While Tony Abbott has promised that if he wins in September he has no plans to execute a similar “bloodbath of the public service”, shadow treasurer Joe Hockey isn’t so reassuring.
“We’ve said the public service here in Canberra has to be reduced by 12,000 over the first two years as a starting point,” Hockey reveals.
This accounts for around 18% of Canberra’s public service workforce, and if this scenario plays out it will strip around 6% from the total number of jobs in the ACT capital overall.
It’s no wonder property buyers – both investors and owner-occupiers – are sitting on their hands for the time being.

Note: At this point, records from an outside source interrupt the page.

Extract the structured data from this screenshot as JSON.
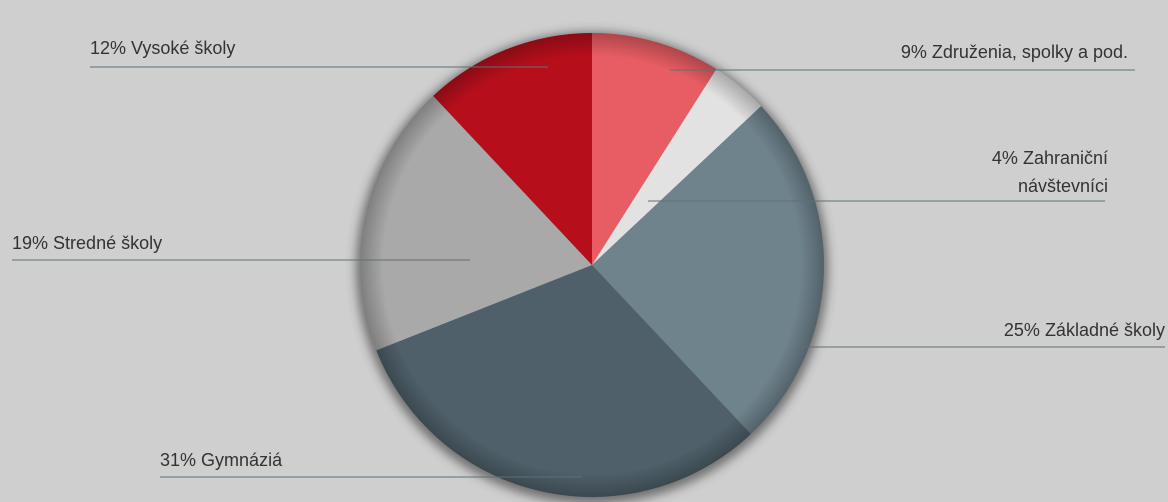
{
  "chart_data": {
    "type": "pie",
    "categories": [
      "Združenia, spolky a pod.",
      "Zahraniční návštevníci",
      "Základné školy",
      "Gymnáziá",
      "Stredné školy",
      "Vysoké školy"
    ],
    "values": [
      9,
      4,
      25,
      31,
      19,
      12
    ],
    "value_labels": [
      "9%",
      "4%",
      "25%",
      "31%",
      "19%",
      "12%"
    ],
    "colors": [
      "#e85d63",
      "#e2e2e2",
      "#6f838d",
      "#4f606a",
      "#a9a9a9",
      "#b60f1b"
    ]
  }
}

“There’s no question that the market is not booming,” confirms Real Estate Institute of the ACT spokesman Craig Bright. “The closer you get to an election, the market tends to drop away… And it certainly doesn’t help when they call a nine-month election [lead-up].”
While Bright believes that Canberra’s soft property market will bounce back after September’s federal election, investors are clearly not as confident.
The most recent Property Industry Confidence Survey (a survey conducted by the Property Council of Australia and ANZ each quarter) recorded local industry sentiment at 96 on the index, with a score of 100 considered neutral. It was the lowest score of any state or territory in the country, except for Tasmania, placing it alongside Tassie as one of the least positive property markets in Australia.
“The combination of an uncertain political outlook and a continued unwinding of the 2011 dwelling construction boom is likely to have weighed on ACT property industry confidence,” says Paul Braddick, ANZ head of property research, adding that ACT economic growth is expected to be “lower in the next 12 months”.
Suburb to Watch
Northwest of Canberra’s CBD lies the family-friendly suburb of Cook, where buyers can secure high-quality homes without paying high-end prices.
Realtor and auctioneer John Whiting of Blandfordia Real Estate recently sold a three-bedroom home on an 830m2 block of land for $521,000, which he says was a steal compared to similar properties in neighbouring suburbs.
“You’re getting real value for money, because if you took that house and put it in almost any of the surrounding suburbs, the price would start with a six instead of a five,” he says.
Whiting describes Cook as an “ultra convenient”, leafy suburb, with great facilities and close proximity to shopping centres and the city.
“It represents a real pocket of value, with the same attributes as many of its more expensive counterparts,” he explains.
“It features leafy, big blocks, and the general feeling is that it’s been largely overlooked by buyers. Typically, houses make up most of the market. Generally, they’re original threebedroom houses without en suites, but the area is starting to see knockdowns and rebuilds of larger homes, because the blocks are often 800 squares plus.”